Somut olayda, kaza nedeniyle yürütülen hazırlık soruşturması kapsamında alınan ifadeler ve tuanaklar ile sürücü olay yerinden ve hastaneden firar etmiş ve göz altı kararı verilerek olaydan yaklaşık 22 saat sonra karakolda ifade verdiği alkol raporu olmadığı anlaşılmaktadır.
Yargıtay …….. Hukuk Dairesinin ……. E. ve …….. K. sayılı kararı ile “Somut olayda rücu hakkının dayanağı olarak zararı oluşturan olay tamamen sigortalının kusuru nedeniyle oluşmuştur. … Salt olay yerinde bulunmamak sigortacının kendi sigortalısına rücu hakkını vermez.” şeklinde karar verilerek sırf olay yerini terk etmenin rücu hakkı vermeyeceği kabul edilmiştir.
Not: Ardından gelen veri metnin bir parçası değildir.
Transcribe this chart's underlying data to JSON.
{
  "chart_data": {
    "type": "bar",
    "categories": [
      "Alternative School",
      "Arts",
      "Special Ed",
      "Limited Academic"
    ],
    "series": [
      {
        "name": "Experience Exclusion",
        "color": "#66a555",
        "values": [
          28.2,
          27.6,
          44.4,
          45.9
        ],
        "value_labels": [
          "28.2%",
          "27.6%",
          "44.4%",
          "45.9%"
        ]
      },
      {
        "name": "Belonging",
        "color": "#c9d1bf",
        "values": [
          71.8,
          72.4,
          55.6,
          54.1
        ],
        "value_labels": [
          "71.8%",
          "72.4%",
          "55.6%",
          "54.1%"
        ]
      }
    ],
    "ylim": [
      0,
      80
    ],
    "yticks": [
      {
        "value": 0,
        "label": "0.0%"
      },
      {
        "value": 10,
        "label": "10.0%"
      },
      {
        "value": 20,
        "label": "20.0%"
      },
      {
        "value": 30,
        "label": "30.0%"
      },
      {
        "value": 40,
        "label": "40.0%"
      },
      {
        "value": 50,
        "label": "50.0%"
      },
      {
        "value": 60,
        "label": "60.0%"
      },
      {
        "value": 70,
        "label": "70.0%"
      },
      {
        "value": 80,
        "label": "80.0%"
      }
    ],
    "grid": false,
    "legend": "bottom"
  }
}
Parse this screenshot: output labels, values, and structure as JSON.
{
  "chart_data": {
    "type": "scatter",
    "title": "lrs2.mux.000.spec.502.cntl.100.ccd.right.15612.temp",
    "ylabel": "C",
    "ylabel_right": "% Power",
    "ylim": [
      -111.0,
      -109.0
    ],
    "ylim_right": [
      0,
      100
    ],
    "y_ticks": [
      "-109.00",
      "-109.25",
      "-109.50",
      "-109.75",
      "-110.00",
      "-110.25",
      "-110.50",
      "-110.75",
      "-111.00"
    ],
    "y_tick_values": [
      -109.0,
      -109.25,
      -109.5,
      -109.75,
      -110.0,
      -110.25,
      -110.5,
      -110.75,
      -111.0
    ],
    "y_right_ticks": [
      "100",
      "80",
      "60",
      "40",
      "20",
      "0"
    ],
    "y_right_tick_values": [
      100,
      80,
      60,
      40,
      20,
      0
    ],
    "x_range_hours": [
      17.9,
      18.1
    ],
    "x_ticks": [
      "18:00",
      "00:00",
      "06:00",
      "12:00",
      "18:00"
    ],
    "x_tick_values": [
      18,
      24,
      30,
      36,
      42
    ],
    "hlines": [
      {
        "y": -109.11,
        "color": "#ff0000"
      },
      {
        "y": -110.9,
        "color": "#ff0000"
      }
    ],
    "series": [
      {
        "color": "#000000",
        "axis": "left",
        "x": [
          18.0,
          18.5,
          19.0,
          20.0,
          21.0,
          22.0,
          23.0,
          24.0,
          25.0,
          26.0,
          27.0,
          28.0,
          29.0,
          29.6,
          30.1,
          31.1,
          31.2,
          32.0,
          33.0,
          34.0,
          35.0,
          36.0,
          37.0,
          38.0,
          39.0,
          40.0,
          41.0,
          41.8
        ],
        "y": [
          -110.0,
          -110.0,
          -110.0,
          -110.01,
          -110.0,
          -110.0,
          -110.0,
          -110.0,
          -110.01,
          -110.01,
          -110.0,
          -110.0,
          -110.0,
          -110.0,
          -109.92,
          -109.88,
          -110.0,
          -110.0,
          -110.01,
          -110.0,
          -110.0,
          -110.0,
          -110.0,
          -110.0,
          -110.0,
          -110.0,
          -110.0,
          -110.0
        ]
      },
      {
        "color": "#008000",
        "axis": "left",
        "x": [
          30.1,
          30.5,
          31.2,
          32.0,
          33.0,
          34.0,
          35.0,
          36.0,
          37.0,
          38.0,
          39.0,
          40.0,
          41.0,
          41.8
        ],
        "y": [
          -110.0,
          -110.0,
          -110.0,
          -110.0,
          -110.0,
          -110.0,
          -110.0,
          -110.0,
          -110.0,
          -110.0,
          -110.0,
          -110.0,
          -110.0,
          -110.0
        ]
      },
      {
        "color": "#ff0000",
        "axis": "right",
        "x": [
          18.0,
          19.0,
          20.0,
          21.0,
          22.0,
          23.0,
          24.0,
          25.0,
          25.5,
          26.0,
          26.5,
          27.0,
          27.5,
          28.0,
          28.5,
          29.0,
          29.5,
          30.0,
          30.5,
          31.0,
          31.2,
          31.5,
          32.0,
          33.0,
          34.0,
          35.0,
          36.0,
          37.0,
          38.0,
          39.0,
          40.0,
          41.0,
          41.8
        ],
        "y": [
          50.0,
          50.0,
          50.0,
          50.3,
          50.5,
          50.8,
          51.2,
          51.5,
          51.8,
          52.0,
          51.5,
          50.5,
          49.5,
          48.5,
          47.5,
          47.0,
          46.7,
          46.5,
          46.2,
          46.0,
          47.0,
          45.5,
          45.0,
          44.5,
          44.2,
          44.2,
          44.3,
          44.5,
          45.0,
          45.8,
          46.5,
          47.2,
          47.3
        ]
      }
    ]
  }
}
2918 sayılı KTK’nın 48. maddesinde, alkollü içki alması nedeniyle güvenli sürme yeteneklerini kaybetmiş kişilerin karayolunda araç sürmelerinin yasak olduğu ifade edilmiştir. Karayolları Trafik Yönetmeliği’nin “Uyuşturucu ve Keyif Verici Maddeler ile İçkilerin Etkisinde Araç Sürme Yasağı” başlıklı 97/1. maddesinde ise alkollü içki almış olması nedeniyle güvenli sürme yeteneğini kaybetmiş kişilerin karayolunda araç sürmelerinin yasak olduğu açıklandıktan sonra, bu konu ile ilgili olan “b-2” bendinde, alkollü içki almış olarak araç kullandığı tespit edilen diğer araç sürücülerinden kandaki alkol miktarı 0.50 promil üstünde olanların araç kullanamayacakları belirtilmiştir.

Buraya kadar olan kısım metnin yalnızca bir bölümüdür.